Long after the Vietnam War ended, Hayden made it his business to assert a role in whatever history he saw coming. In the 1970s, his and Fonda’s political organization helped fuel a wave of progressive candidates and causes: rent control, solar energy, no-nukes, environmentalism. In the 1980s and 1990s, he served as a state lawmaker, pushing small-d democracy in a period of rising plutocracy.

He acted globally, speaking at World Trade Organization protests; he acted locally, running for mayor of Los Angeles and advocating for restorative justice for juveniles in that then-gang-ravaged city. He was even an early exemplar for gender equity, pointedly sharing child rearing duties with Fonda and, after that marriage ended, with Barbara Williams, his third wife.
Peter Dreier eulogizes
Tom in Tom Hayden Always Rocked The Boat The American Prospect 10/24/2016. He says of Hayden in 1968:

By the late 1960s, many radicals had begun to view the [Vietnam] war as an inevitable outcome of America’s empire building, lust for profits, and racism toward populations of color. Frustrated, some called for more militant tactics. Although Hayden often shared this perspective, he opposed the violence and bombings that some advocated (and a few perpetrated) and still had faith in the potential of electoral politics, particularly in Senator Robert Kennedy’s 1968 anti-war and anti-poverty campaign for president.

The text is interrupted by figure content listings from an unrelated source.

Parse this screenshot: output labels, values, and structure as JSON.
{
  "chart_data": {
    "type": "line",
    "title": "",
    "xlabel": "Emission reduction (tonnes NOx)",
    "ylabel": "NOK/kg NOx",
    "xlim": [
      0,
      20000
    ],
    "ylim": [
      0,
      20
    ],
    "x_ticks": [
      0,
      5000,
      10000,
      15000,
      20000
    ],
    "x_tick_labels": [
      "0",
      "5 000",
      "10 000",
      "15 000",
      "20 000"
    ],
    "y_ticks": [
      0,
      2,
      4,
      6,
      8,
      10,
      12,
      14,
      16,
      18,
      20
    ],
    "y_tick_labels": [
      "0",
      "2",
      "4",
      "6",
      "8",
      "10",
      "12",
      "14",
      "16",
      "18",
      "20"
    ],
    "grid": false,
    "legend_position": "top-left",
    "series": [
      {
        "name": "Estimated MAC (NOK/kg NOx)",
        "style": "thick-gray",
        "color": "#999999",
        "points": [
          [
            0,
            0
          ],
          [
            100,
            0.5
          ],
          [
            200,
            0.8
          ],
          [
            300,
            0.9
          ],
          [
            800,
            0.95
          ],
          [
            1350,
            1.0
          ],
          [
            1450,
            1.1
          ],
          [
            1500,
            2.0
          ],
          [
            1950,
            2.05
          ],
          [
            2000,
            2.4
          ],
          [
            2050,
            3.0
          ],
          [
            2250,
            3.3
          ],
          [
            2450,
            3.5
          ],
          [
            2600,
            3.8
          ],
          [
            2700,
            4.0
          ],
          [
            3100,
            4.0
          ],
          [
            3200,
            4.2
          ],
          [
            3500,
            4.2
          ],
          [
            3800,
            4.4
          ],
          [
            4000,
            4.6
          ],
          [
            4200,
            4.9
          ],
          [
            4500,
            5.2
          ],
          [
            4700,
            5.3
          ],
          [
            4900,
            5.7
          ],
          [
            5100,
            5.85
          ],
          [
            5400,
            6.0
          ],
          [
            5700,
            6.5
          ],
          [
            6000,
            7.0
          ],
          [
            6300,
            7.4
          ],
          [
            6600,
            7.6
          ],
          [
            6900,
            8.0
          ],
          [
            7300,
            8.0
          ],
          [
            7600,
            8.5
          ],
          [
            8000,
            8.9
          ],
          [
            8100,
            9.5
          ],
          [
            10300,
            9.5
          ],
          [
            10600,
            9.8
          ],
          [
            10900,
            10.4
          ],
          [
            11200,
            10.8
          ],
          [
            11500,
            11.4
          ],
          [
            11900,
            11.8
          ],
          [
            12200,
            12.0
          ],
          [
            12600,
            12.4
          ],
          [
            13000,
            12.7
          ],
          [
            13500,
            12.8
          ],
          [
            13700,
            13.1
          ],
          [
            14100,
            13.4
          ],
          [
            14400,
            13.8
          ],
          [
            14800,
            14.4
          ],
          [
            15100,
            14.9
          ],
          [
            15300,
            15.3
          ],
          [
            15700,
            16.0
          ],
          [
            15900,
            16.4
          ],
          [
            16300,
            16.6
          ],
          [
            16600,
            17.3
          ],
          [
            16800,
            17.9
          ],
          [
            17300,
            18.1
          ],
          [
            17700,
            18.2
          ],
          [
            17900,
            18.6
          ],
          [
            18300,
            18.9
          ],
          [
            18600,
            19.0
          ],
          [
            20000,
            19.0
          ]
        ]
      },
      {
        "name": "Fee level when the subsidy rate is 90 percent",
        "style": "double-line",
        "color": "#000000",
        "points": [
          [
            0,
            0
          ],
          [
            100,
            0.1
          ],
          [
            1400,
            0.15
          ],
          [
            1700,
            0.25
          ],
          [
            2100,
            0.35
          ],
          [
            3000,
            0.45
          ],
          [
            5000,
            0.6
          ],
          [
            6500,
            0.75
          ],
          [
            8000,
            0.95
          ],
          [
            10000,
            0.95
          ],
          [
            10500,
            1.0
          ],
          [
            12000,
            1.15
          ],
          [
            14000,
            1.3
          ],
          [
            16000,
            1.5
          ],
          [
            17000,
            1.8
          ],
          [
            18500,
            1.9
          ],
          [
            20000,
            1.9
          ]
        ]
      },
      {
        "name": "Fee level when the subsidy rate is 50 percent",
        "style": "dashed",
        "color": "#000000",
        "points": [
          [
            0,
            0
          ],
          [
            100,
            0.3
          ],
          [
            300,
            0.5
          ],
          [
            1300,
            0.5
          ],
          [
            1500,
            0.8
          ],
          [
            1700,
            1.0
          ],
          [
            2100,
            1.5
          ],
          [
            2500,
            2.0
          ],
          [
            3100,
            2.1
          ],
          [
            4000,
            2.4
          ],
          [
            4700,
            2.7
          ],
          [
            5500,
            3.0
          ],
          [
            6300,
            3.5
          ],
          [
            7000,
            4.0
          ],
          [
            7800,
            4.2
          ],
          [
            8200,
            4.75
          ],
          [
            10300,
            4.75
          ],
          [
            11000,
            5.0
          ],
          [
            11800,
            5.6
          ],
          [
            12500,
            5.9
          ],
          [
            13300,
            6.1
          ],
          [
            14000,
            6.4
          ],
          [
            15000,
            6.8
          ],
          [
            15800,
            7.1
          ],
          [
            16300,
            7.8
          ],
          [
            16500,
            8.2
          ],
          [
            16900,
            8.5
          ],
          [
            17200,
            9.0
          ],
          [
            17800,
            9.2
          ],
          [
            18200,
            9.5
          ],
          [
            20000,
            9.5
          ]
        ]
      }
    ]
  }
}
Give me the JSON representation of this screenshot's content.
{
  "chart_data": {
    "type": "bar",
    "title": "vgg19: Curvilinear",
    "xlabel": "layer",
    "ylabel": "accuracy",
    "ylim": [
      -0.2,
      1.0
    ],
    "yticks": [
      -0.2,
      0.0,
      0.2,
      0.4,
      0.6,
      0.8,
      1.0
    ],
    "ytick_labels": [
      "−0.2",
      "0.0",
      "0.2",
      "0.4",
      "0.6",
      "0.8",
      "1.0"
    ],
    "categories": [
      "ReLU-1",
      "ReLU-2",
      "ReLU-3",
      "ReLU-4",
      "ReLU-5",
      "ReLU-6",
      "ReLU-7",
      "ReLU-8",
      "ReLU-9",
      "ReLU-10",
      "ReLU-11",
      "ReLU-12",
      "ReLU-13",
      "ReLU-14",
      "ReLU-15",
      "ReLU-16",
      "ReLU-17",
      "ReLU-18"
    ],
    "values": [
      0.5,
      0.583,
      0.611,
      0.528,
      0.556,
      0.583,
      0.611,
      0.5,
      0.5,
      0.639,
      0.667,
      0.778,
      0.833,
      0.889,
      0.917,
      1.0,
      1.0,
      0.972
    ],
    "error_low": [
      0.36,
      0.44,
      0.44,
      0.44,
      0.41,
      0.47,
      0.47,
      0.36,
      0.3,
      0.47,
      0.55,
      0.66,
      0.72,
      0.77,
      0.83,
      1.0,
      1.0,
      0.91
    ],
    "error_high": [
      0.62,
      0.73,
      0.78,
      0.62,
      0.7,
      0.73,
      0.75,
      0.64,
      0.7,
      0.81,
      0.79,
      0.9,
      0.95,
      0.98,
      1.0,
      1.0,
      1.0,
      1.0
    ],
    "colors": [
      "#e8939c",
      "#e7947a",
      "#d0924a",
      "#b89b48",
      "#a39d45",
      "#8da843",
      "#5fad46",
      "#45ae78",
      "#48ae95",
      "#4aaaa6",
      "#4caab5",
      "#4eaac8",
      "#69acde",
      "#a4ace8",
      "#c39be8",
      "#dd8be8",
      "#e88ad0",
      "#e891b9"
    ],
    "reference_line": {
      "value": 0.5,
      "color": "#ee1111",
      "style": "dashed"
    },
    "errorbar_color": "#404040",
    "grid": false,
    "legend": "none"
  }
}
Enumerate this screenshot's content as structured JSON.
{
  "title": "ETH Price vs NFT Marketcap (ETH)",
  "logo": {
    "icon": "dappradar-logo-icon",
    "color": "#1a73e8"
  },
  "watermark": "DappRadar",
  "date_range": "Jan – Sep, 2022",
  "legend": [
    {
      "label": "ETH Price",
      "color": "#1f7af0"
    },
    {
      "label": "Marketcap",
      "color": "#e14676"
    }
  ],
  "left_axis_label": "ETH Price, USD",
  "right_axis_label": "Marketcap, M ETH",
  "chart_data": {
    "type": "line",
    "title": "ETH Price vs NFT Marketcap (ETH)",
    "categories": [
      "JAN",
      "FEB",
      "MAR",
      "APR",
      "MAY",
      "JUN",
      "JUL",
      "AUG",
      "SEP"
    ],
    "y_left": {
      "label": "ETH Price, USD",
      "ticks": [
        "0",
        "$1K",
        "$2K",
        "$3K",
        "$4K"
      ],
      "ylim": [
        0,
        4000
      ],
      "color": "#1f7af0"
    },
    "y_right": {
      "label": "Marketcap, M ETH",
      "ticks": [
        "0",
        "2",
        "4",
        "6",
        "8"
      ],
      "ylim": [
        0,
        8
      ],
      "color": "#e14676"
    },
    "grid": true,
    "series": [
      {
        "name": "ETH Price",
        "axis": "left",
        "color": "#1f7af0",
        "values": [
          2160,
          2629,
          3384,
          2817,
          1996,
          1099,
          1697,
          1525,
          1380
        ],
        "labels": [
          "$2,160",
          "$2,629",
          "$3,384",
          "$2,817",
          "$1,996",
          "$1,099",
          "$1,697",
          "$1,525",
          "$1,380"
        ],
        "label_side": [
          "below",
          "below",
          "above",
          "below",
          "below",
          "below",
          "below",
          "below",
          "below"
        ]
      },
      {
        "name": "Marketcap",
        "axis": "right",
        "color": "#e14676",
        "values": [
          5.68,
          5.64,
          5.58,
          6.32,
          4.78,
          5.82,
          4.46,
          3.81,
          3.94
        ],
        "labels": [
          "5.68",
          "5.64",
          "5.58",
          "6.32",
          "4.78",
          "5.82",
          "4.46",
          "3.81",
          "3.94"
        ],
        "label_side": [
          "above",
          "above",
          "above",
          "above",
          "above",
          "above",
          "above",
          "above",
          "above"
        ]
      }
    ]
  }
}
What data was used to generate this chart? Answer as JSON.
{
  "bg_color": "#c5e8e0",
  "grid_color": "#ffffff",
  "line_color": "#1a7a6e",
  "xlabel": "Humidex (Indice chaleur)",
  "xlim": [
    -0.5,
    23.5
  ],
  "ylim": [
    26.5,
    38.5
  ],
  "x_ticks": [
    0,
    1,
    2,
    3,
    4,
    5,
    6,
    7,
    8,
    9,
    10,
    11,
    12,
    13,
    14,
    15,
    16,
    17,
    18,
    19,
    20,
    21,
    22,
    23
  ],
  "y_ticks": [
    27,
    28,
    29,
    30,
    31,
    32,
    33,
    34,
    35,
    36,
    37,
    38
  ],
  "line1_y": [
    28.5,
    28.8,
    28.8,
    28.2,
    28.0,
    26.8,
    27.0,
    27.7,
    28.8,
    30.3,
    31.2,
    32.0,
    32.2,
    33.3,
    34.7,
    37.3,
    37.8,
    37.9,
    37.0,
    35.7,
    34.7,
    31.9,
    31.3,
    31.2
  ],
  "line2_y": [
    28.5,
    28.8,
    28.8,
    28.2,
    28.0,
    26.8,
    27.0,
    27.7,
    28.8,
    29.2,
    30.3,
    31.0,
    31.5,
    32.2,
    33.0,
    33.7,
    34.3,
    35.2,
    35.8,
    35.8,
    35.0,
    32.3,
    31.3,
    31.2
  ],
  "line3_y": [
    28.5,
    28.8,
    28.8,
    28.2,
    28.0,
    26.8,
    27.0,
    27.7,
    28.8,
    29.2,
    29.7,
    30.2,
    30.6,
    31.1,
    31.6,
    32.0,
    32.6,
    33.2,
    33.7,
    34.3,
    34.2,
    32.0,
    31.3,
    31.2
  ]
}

Kennedy’s assassination in June 1968 was traumatic for Hayden. At RFK’s funeral in New York’s St. Patrick’s Cathedral, Hayden cried over the loss of the one politician he believed had the ability to unite the anti-war and anti-poverty movements, white workers and black militants. That summer, Hayden joined other activists in planning protests at the Democratic National Convention in Chicago.
Jeff Greenfield's short article on him starts with the RFK funeral, Tom Hayden, the Complicated Radical Politico 10/24/2016.

Earlier this year, I first read Tom's book, Street Wars: Gangs and the Future of Violence (2004). I posted a quotation from it here: Yes, street gangs have a social context 02/17/2016.

The New York Review of Books has Tom Hayden's 1967 article The Occupation of Newark (08/24/1967 issue) available for the public on its website. Hayden lived in the ghetto area of Newark during a major riot there, sparked off by police misconduct.

Truthdig is running previous pieces of Tom's work daily this week. Today's installment is a piece from 05/02/2006, Tom Hayden: Who Are You Calling an Immigrant?.